Она всхлипнула и смолкла.

Он чуть отодвинулся в сторону, примерился, отер мундштук рукавом и быстро припал к нему снова.

Труба повздыхала и смолкла.

Тут он заметил Брусенкова.

Брусенков стоял, заложив руки за спину, серьезный и молчаливый приготовился ждать. Сколько главком будет дуть в трубу, столько и он будет находиться здесь, ждать, чем кончится.

Глубоко вздохнув, Мещеряков снова и плотно приладился колючими губами к мундштуку. Стал дуть то сильнее, то слабее, чутко слушая и себя и трубу. Наконец она отозвалась — слабенько и невнятно, а он тут же крепче вцепился в нее руками, а ртом сделал ей нежно, но настойчиво. «Пиа-пиа-а-пиа-а-а…» на самом высоком пискнула труба, а Мещеряков уже как будто держал этот голос в своих руках и, чуть повернув трубу, пропел ею протяжно и звонко, голос выплеснулся на площадь, а он даже поглядел вверх — хотел увидеть, куда же, на какую высоту голос поднялся.

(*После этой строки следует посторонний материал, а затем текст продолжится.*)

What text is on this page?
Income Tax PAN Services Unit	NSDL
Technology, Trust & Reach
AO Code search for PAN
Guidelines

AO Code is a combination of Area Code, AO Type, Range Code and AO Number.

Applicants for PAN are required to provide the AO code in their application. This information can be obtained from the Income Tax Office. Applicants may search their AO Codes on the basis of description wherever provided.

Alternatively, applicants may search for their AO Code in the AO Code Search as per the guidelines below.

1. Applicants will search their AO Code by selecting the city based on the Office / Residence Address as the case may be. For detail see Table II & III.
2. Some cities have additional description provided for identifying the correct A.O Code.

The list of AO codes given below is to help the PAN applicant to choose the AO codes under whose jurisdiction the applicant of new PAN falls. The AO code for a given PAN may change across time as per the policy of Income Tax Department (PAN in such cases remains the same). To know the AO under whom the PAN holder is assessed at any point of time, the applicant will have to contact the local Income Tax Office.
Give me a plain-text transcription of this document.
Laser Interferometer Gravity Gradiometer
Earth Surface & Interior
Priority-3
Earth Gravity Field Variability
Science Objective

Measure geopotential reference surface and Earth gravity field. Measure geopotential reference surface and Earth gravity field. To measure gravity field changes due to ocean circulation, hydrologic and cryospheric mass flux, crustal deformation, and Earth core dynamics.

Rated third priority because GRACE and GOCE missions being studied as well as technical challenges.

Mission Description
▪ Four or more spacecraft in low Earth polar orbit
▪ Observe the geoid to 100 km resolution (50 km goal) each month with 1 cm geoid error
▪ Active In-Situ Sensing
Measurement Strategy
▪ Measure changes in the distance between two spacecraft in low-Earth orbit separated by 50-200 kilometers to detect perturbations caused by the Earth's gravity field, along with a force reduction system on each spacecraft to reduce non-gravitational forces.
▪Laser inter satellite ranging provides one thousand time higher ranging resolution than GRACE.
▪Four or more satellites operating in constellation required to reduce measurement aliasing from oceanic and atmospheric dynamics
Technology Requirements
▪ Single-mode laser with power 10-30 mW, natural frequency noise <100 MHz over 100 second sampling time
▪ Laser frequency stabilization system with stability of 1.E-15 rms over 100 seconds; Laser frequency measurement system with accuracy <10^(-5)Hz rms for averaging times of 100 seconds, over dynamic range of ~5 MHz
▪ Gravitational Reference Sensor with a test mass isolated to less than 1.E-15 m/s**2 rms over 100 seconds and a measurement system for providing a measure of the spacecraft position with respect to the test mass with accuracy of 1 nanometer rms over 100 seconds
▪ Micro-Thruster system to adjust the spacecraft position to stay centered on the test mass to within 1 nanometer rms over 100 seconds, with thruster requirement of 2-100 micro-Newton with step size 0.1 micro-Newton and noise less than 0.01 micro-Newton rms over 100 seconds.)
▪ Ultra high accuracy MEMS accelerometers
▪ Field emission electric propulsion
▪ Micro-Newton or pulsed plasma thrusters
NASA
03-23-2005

— Вот так! — сказал он важно и серьезно очередному храбрецу из мальчишек, которые смеялись вокруг весело, как будто навсегда избавившись от позора и стыда. — Вот так!

Сам пошел не торопясь прочь. К нему приблизился Брусенков, совсем рядом они шагали. Потом Брусенков положил руку на плечо Мещерякова. Потом заговорил:

— Ликует народ. Но только, помимо всего вот этого веселья, нам надо решать. Не только принимать лозунги и разные речи, а решать практически дело революции. Кому и что в этом деле доверить. Кому не доверять вовсе. С глубоким умом надо это сделать.

Мещеряков все глядел вверх.

«Чуточный случай с этой трубой, — думал он. — Совсем чуточный, а для жизни почему-то годный. Потому что опять-таки произошел на народе, на глазах у всех? Или потому, что трубный голос вознесся очень высоко, был очень громким?»